November 6, 2020

Statement on recent protests and vandalism

I’ve been vocal in my support for the nightly Black Lives Matter protests, and clear about the distinction I see between property damage by protesters and physical violence by police -- with the latter, in my view, more dangerous.  Now I also need to be clear about this: the escalating vandalism we’re seeing is destructive to our community, and does not advance the cause of racial justice.

For some time now, there has been a divergence in tactics between groups and events clearly associated with the Black Lives Matter movement, and other, smaller groups intent on destructive behavior. Last week, multiple businesses in the Lloyd District were damaged. Two nights ago, it was small businesses and a church downtown - a church that serves hundreds of houseless people every day. Last night, City Commissioner Dan Ryan’s home was vandalized.
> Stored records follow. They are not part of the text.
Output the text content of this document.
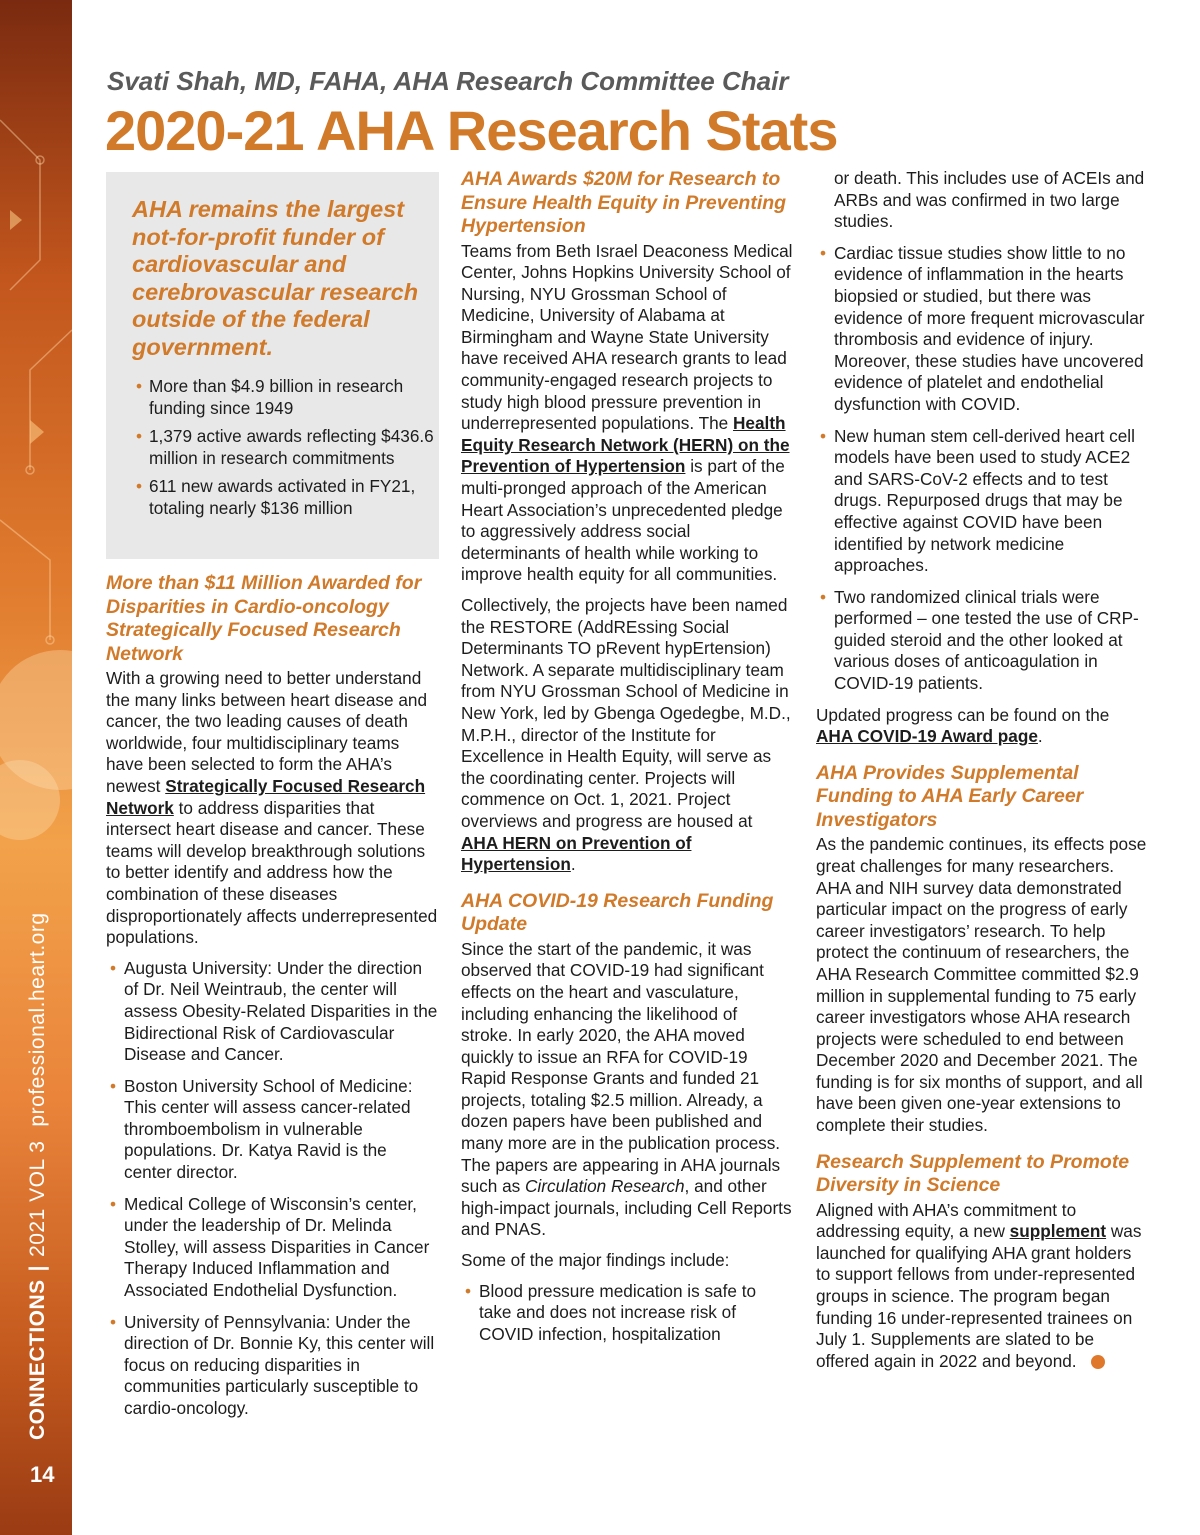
CONNECTIONS|2021 VOL 3professional.heart.org
14
Svati Shah, MD, FAHA, AHA Research Committee Chair
2020-21 AHA Research Stats
AHA remains the largest not-for-profit funder of cardiovascular and cerebrovascular research outside of the federal government.
• More than $4.9 billion in research funding since 1949
• 1,379 active awards reflecting $436.6 million in research commitments
• 611 new awards activated in FY21, totaling nearly $136 million
More than $11 Million Awarded for Disparities in Cardio-oncology Strategically Focused Research Network

With a growing need to better understand the many links between heart disease and cancer, the two leading causes of death worldwide, four multidisciplinary teams have been selected to form the AHA’s newest Strategically Focused Research Network to address disparities that intersect heart disease and cancer. These teams will develop breakthrough solutions to better identify and address how the combination of these diseases disproportionately affects underrepresented populations.

• Augusta University: Under the direction of Dr. Neil Weintraub, the center will assess Obesity-Related Disparities in the Bidirectional Risk of Cardiovascular Disease and Cancer.
• Boston University School of Medicine: This center will assess cancer-related thromboembolism in vulnerable populations. Dr. Katya Ravid is the center director.
• Medical College of Wisconsin’s center, under the leadership of Dr. Melinda Stolley, will assess Disparities in Cancer Therapy Induced Inflammation and Associated Endothelial Dysfunction.
• University of Pennsylvania: Under the direction of Dr. Bonnie Ky, this center will focus on reducing disparities in communities particularly susceptible to cardio-oncology.
AHA Awards $20M for Research to Ensure Health Equity in Preventing Hypertension

Teams from Beth Israel Deaconess Medical Center, Johns Hopkins University School of Nursing, NYU Grossman School of Medicine, University of Alabama at Birmingham and Wayne State University have received AHA research grants to lead community-engaged research projects to study high blood pressure prevention in underrepresented populations. The Health Equity Research Network (HERN) on the Prevention of Hypertension is part of the multi-pronged approach of the American Heart Association’s unprecedented pledge to aggressively address social determinants of health while working to improve health equity for all communities.

Collectively, the projects have been named the RESTORE (AddREssing Social Determinants TO pRevent hypErtension) Network. A separate multidisciplinary team from NYU Grossman School of Medicine in New York, led by Gbenga Ogedegbe, M.D., M.P.H., director of the Institute for Excellence in Health Equity, will serve as the coordinating center. Projects will commence on Oct. 1, 2021. Project overviews and progress are housed at AHA HERN on Prevention of Hypertension.

AHA COVID-19 Research Funding Update

Since the start of the pandemic, it was observed that COVID-19 had significant effects on the heart and vasculature, including enhancing the likelihood of stroke. In early 2020, the AHA moved quickly to issue an RFA for COVID-19 Rapid Response Grants and funded 21 projects, totaling $2.5 million. Already, a dozen papers have been published and many more are in the publication process. The papers are appearing in AHA journals such as Circulation Research, and other high-impact journals, including Cell Reports and PNAS.

Some of the major findings include:

• Blood pressure medication is safe to take and does not increase risk of COVID infection, hospitalization

or death. This includes use of ACEIs and ARBs and was confirmed in two large studies.

• Cardiac tissue studies show little to no evidence of inflammation in the hearts biopsied or studied, but there was evidence of more frequent microvascular thrombosis and evidence of injury. Moreover, these studies have uncovered evidence of platelet and endothelial dysfunction with COVID.
• New human stem cell-derived heart cell models have been used to study ACE2 and SARS-CoV-2 effects and to test drugs. Repurposed drugs that may be effective against COVID have been identified by network medicine approaches.
• Two randomized clinical trials were performed – one tested the use of CRP-guided steroid and the other looked at various doses of anticoagulation in COVID-19 patients.

Updated progress can be found on the AHA COVID-19 Award page.

AHA Provides Supplemental Funding to AHA Early Career Investigators

As the pandemic continues, its effects pose great challenges for many researchers. AHA and NIH survey data demonstrated particular impact on the progress of early career investigators’ research. To help protect the continuum of researchers, the AHA Research Committee committed $2.9 million in supplemental funding to 75 early career investigators whose AHA research projects were scheduled to end between December 2020 and December 2021. The funding is for six months of support, and all have been given one-year extensions to complete their studies.

Research Supplement to Promote Diversity in Science

Aligned with AHA’s commitment to addressing equity, a new supplement was launched for qualifying AHA grant holders to support fellows from under-represented groups in science. The program began funding 16 under-represented trainees on July 1. Supplements are slated to be offered again in 2022 and beyond.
This activity hurts businesses that are already suffering, impedes the economic recovery we need in order for our entire community to weather the pandemic, and damaged an institution that performs a vital public service. 

And it does not further the cause of Black lives or of public safety transformation. It risks diminishing public support for justified protest, distracts attention from necessary action and change, and feeds a damaging narrative of violent protest and the need for additional policing. It does not reflect the values of the Black Lives Matter movement, which are expansive, humanistic, and constructive - not destructive.

Protest is a means to an end -- Black lives mattering, racial justice, and a community that reflects those values. Now, more than in a very long time, we have enormous opportunity to move towards those goals. That’s where we need to focus -- with strategic action, care, and intention. Thank you to all those who continue steadfastly to do the work.